A Castellabate tre appuntamenti porteranno colori e divertimento nelle frazioni, mentre a Sala Consilina il Carnevale Salese promette un viaggio tra fiabe, magia e scenografie spettacolari. A Felittopiano, nel comune di Sessa Cilento, si rinnova il Carnevale più piccolo del Cilento, dove a vincere è soprattutto la voglia di stare insieme.
Gli appuntamenti nei borghi
Dal 15 febbraio si entra nel vivo anche nei borghi: a Gioi torna il tradizionale ballo della quadriglia; a Perito un pomeriggio dedicato ai bambini; e prende il via il Carnevale intercomunale tra Celle di Bulgheria, Roccagloriosa e Torre Orsaia. A Montecorice e Agnone Cilento si conferma il Carnevale Montecoricese, mentre MascherAscea animerà Ascea Paese, Stampella e Ascea Marina con tre giorni di festa.
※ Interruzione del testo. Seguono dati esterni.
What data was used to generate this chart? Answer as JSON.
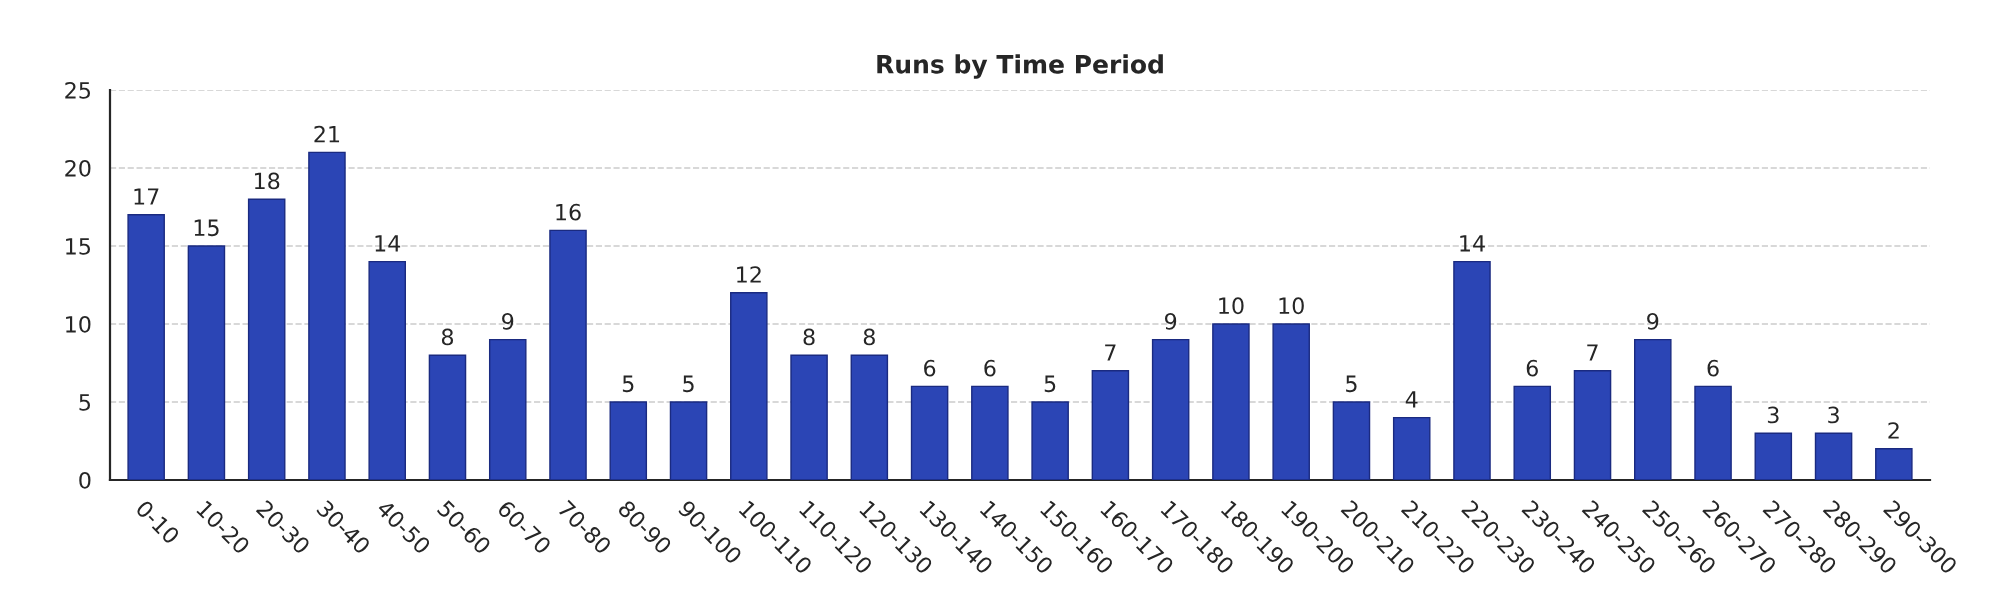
{
  "chart_data": {
    "type": "bar",
    "title": "Runs by Time Period",
    "categories": [
      "0-10",
      "10-20",
      "20-30",
      "30-40",
      "40-50",
      "50-60",
      "60-70",
      "70-80",
      "80-90",
      "90-100",
      "100-110",
      "110-120",
      "120-130",
      "130-140",
      "140-150",
      "150-160",
      "160-170",
      "170-180",
      "180-190",
      "190-200",
      "200-210",
      "210-220",
      "220-230",
      "230-240",
      "240-250",
      "250-260",
      "260-270",
      "270-280",
      "280-290",
      "290-300"
    ],
    "values": [
      17,
      15,
      18,
      21,
      14,
      8,
      9,
      16,
      5,
      5,
      12,
      8,
      8,
      6,
      6,
      5,
      7,
      9,
      10,
      10,
      5,
      4,
      14,
      6,
      7,
      9,
      6,
      3,
      3,
      2
    ],
    "color": "#2b45b5",
    "ylim": [
      0,
      25
    ],
    "yticks": [
      0,
      5,
      10,
      15,
      20,
      25
    ],
    "grid": "y",
    "data_labels": true
  }
}
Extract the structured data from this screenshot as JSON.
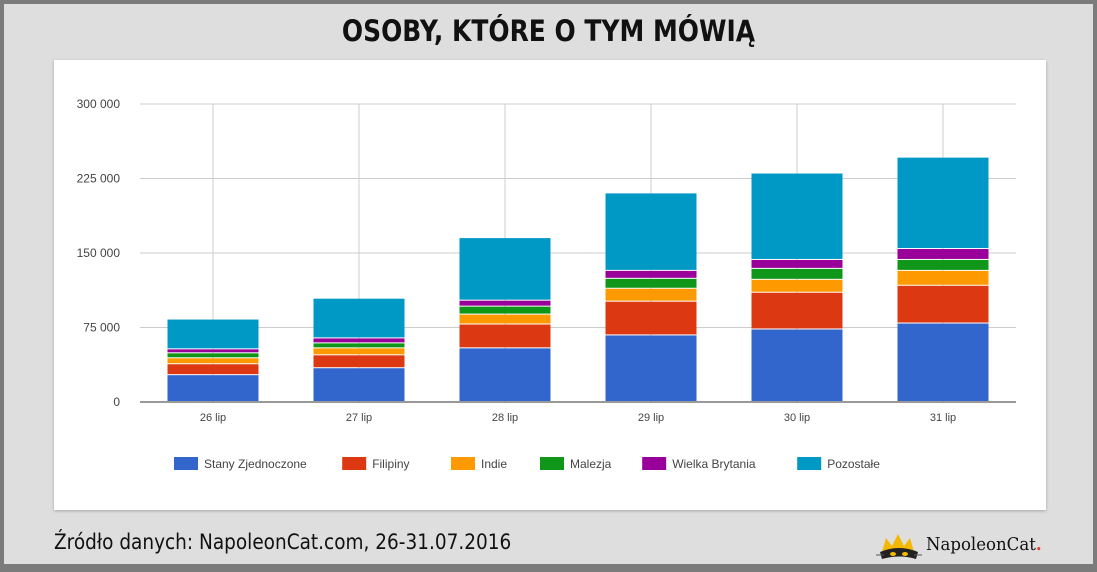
{
  "chart_data": {
    "type": "bar",
    "stacked": true,
    "title": "OSOBY, KTÓRE O TYM MÓWIĄ",
    "categories": [
      "26 lip",
      "27 lip",
      "28 lip",
      "29 lip",
      "30 lip",
      "31 lip"
    ],
    "ylim": [
      0,
      300000
    ],
    "yticks": [
      0,
      75000,
      150000,
      225000,
      300000
    ],
    "ytick_labels": [
      "0",
      "75 000",
      "150 000",
      "225 000",
      "300 000"
    ],
    "grid": true,
    "legend_position": "bottom",
    "series": [
      {
        "name": "Stany Zjednoczone",
        "color": "#3366cc",
        "values": [
          27000,
          34000,
          54000,
          67000,
          73000,
          79000
        ]
      },
      {
        "name": "Filipiny",
        "color": "#dc3912",
        "values": [
          11000,
          13000,
          24000,
          34000,
          37000,
          38000
        ]
      },
      {
        "name": "Indie",
        "color": "#ff9900",
        "values": [
          6000,
          7000,
          10000,
          13000,
          13000,
          15000
        ]
      },
      {
        "name": "Malezja",
        "color": "#109618",
        "values": [
          5000,
          5000,
          8000,
          10000,
          11000,
          11000
        ]
      },
      {
        "name": "Wielka Brytania",
        "color": "#990099",
        "values": [
          4000,
          5000,
          6000,
          8000,
          9000,
          11000
        ]
      },
      {
        "name": "Pozostałe",
        "color": "#0099c6",
        "values": [
          30000,
          40000,
          63000,
          78000,
          87000,
          92000
        ]
      }
    ]
  },
  "footer": {
    "source": "Źródło danych: NapoleonCat.com, 26-31.07.2016",
    "logo_text": "NapoleonCat",
    "logo_dot": "."
  }
}
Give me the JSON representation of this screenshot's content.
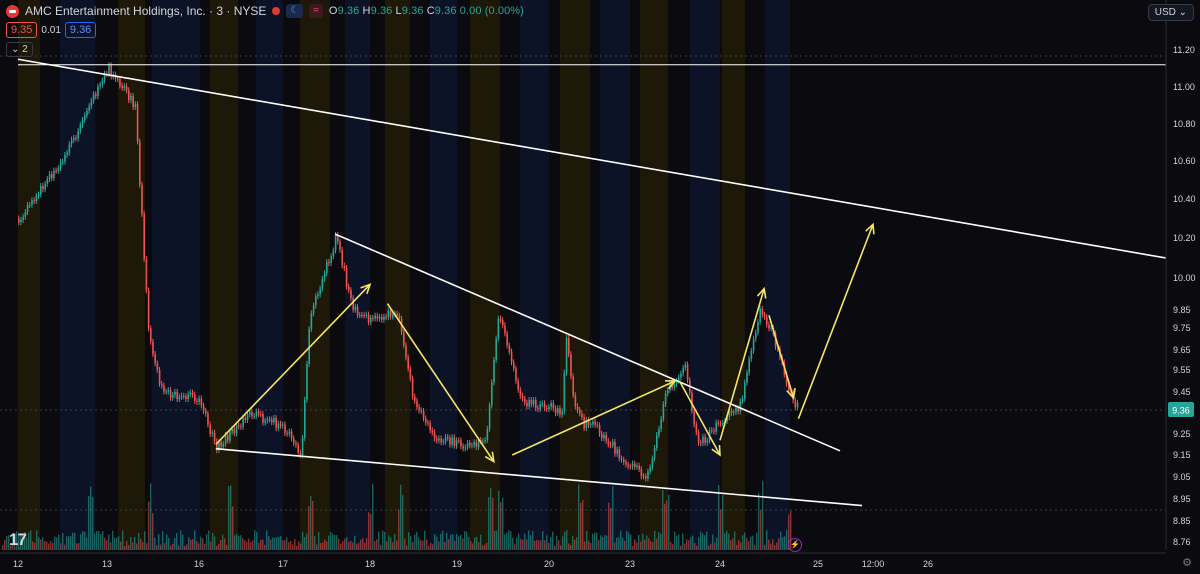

A Roccadaspide il Carnevale Rocchese colorerà le giornate del 15 e 16 febbraio. Tra le tradizioni più sentite spicca Prignano Cilento, dove torna la storica Festa delle Maschere, un appuntamento che unisce folklore, identità e partecipazione popolare. A chiudere la lunga stagione carnevalesca sarà Casal Velino, con il Festival dei Carri Cilentani in programma il 22 febbraio: l’ultimo grande atto di un Carnevale diffuso che abbraccia tutto il territorio. Un Carnevale che non è solo festa, ma un racconto collettivo fatto di storia, creatività e comunità.